When they passed the Red Sea, Miriam and the maidens danced in chorus with singing and the beating of the timbrel (tambour). (Exodus xv. v. 1.)

Fig. 7: Female figure smelling a lotus. From a painting in the British Museum.

King David not only danced before the ark (2 Samuel vi. v. 16), but mentions dancing in the 149th and 150th Psalm. Certain historians also tell us that they had dancing in their ritual of the seasons. Their dancing seems to have been associated with joy, as we read of "a time to mourn and a time to dance"; we find (Eccles. iii. v. 4) they had also the pipes: "We have piped to you and you have not danced" (Matthew xi. v. 17). These dances were evidently executed by the peoples themselves, and not by public performers.

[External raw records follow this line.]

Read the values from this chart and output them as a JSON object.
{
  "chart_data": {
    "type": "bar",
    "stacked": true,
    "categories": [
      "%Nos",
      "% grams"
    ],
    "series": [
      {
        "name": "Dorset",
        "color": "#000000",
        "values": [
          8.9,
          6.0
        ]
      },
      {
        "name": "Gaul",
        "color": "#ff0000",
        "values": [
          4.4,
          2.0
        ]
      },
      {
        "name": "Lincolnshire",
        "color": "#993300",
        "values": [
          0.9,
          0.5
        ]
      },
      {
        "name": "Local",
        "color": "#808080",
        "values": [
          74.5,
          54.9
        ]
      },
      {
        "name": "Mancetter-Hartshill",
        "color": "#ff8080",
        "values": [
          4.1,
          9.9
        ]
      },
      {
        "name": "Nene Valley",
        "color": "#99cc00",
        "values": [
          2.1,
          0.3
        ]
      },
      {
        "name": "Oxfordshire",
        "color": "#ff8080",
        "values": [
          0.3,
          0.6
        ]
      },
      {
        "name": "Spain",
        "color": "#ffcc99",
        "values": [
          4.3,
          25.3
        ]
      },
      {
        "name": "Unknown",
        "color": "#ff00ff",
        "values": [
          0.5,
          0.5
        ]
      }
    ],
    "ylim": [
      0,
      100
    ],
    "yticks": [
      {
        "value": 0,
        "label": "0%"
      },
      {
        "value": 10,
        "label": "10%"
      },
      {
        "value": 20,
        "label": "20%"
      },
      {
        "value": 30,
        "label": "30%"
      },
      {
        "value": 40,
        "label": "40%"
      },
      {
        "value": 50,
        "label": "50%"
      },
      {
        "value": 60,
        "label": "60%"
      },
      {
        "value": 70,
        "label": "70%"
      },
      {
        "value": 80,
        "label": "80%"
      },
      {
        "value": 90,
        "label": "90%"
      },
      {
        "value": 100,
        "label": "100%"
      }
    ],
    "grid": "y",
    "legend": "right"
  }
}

Fig. 8: Dance of Bacchantes, painted by the ceramic painter, Hieron. (British Museum.)

FOOTNOTES

[Footnote 1]: Egyptian music appears to have been of a complicated character and the double pipe or flutes were probably reeded, as with our clarionet. The left pipe had few stops and served as a sort of hautboy; the right had many stops and was higher. The single pipe, (a) "The recorder" in the British Museum, is a treble of 10-1/2 in. and is pentaphonic, like the Scotch scale; the tenor (b) is 8-3/4 in. long and its present pitch—

[Footnote 2]: Vol. i., p. 503-8.

[Footnote 3]: There is a picture of an Egyptian gauffering machine in Wilkinson, vol. i., p. 185.